Wednesday, October 26, 2016

It's about control

Last night Mistress totally mindfucked me.  After we got into bed and were saying goodnight to each other, she mentioned yesterday's blog post.  I am paraphrasing here.  "Tomorrow or Thursday you will be locked in the cage in the basement"  I was stunned.  I didn't know what to say.  I asked her what that meant as I was thinking I would be locked in the cage all day while I worked.  She said "based on your blog post today, you seem to be egging me on to lock you in the cage".  "You seem to think I don't have it in me".  She went on to tell me that I will be locked up from around 7-9pm.  I won't have my phone.  She will make sure I am wearing something humiliating and/or something uncomfortable.  She also told me I will be locked in chastity as we both had a chuckle about what I would do to my cock if I had access to it.  She added that if there was one bit of negativity I would be sleeping in the extra bedroom for a week.  I like that instead of pulling back the D/s dynamic if I was pissy that she was going to double down on it.  I had an instant hard on.  Mistress told me to go to bed and she left me like that.
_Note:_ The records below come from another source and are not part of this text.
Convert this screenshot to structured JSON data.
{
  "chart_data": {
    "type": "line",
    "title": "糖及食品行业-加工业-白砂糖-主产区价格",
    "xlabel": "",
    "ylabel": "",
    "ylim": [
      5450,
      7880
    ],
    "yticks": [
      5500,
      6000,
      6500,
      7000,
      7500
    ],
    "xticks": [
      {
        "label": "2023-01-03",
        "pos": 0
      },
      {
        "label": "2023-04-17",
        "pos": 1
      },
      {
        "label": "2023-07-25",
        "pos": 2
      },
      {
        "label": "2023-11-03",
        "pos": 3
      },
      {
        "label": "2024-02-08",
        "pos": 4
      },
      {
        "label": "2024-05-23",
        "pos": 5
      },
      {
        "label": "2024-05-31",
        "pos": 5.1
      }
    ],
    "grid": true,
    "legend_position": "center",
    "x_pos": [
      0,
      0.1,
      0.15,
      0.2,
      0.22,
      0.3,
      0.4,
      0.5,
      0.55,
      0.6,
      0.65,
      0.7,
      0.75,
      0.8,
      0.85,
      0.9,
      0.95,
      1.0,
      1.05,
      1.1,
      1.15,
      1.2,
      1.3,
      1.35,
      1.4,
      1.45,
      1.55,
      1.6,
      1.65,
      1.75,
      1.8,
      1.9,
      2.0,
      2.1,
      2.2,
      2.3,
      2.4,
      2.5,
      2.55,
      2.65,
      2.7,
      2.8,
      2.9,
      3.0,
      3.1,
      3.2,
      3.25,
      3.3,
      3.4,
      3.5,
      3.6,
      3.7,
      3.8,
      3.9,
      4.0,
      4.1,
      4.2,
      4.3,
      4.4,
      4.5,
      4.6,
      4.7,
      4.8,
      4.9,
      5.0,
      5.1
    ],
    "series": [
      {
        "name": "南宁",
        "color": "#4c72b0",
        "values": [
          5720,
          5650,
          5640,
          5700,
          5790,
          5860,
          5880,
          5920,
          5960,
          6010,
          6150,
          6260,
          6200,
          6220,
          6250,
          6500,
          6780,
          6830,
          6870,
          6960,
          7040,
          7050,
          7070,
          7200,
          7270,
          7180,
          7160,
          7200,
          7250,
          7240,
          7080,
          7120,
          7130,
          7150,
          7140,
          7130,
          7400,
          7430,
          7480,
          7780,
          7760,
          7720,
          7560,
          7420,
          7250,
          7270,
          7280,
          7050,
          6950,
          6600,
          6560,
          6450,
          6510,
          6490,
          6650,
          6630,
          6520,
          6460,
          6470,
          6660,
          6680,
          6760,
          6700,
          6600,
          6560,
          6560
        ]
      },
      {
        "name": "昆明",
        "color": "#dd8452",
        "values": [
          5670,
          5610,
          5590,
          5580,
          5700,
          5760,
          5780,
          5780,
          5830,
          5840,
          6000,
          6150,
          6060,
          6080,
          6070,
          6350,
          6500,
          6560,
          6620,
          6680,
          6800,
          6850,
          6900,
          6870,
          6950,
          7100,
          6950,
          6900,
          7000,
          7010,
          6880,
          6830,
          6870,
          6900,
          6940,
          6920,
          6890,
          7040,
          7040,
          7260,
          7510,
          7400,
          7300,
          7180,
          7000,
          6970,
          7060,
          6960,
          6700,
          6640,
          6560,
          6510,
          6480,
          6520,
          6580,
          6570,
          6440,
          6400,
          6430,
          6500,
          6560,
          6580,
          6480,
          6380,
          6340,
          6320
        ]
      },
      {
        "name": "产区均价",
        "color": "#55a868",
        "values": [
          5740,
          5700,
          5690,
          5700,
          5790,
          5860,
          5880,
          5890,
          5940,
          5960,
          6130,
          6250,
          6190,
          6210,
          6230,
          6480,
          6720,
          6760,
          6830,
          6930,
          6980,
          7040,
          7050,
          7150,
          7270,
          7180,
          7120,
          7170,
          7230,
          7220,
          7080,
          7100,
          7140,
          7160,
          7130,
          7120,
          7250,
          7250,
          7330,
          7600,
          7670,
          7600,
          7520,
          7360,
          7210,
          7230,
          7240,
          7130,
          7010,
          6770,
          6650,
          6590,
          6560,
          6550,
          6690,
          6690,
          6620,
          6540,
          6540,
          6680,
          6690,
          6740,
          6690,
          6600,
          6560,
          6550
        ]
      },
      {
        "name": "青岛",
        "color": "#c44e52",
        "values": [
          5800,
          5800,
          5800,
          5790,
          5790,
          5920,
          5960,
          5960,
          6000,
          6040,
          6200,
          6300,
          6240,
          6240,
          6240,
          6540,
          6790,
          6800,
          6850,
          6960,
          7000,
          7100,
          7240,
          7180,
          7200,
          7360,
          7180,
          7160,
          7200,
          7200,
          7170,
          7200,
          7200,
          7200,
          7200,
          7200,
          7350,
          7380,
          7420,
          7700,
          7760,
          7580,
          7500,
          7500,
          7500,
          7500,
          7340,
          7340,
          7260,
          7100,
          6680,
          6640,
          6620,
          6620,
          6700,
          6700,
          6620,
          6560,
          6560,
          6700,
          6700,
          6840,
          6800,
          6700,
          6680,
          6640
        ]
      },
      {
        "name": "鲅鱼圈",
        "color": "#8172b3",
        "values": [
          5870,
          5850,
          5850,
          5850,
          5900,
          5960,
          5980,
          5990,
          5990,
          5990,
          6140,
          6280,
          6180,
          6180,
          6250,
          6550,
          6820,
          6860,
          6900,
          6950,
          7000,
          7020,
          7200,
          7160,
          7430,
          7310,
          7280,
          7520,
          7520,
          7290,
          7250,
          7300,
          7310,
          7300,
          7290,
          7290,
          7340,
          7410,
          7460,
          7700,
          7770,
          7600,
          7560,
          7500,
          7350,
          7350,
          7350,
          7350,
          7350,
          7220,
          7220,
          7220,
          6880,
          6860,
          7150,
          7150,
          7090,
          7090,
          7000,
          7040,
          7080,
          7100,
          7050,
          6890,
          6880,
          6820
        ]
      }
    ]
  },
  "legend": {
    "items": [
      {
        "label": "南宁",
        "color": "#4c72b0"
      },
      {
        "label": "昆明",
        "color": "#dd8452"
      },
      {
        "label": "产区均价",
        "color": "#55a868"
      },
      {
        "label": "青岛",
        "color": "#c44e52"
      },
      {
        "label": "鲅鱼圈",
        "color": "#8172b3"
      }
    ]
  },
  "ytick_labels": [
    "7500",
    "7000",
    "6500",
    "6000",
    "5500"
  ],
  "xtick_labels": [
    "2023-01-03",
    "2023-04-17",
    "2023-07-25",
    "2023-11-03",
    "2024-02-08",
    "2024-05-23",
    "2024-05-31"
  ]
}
My head was spinning.  Her saying that just before bed was such a mind fuck  Then I started to question myself.  What kind of guy gets so turned on about being locked in a cage?  A cage I know will be brutally boring.  Then it hit me.  It's not the cage.  The cage is just a tool.  It's the loss of control.  Then I realized that every little thing I fantasize about is about control.  Whether it's bondage, chastity, a collar locked around my neck, women's clothes, humiliation, shaving, nail polish, butt plugs, cum eating, beatings, breath-play, serving my Mistress, chores and even cages, those are just tools for what I really crave, loss of control.  As I thought more about it, asking her to be meaner is just me asking to have more control taken away from me.  It even seems less mean to me when I look at it this way.

As I tried to go to sleep after her comments my mind started running through scenarios.  I tried imagining how it would look.  What would she make me wear?  I thought about having to get on my knees to be able to crawl into the cage.  I imagined the lock being clicked shut. I imagined the lights out and me sitting in the dark.  Even though I would be bored, my submissive mind would be running a million miles an hour.  Then I imagined being let out.  The humility I would feel.  Doing everything in my power to be positive about the experience.

I am excited and a little scared about being locked in the cage.  That being said, I intend to own it 100%.  Mistress is right, I have egged her on.  Not to be a pushy bottom, but because I want her to be confident doling out punishments when I deserve them.  I want her to know I am more than OK with her tightening her grip over me.  I also want to train myself to accept my fate.  By accepting punishments gracefully I can grow in my submission and serve my Mistress better.

In closing I want Mistress to know I am looking forward to a new experience.  If she wants to lock me up earlier and/or later, I will not question it.  Whatever she decides to make me wear, or make me do I will do.  I will be positive when I go in the cage, while I am in the cage and when I get out of the cage.  I will thank her for doing this for me us.  I will write a full report on my time in the cage, good and bad.  It is my intention to make this such a good experience that Mistress will be looking for reasons to lock me up!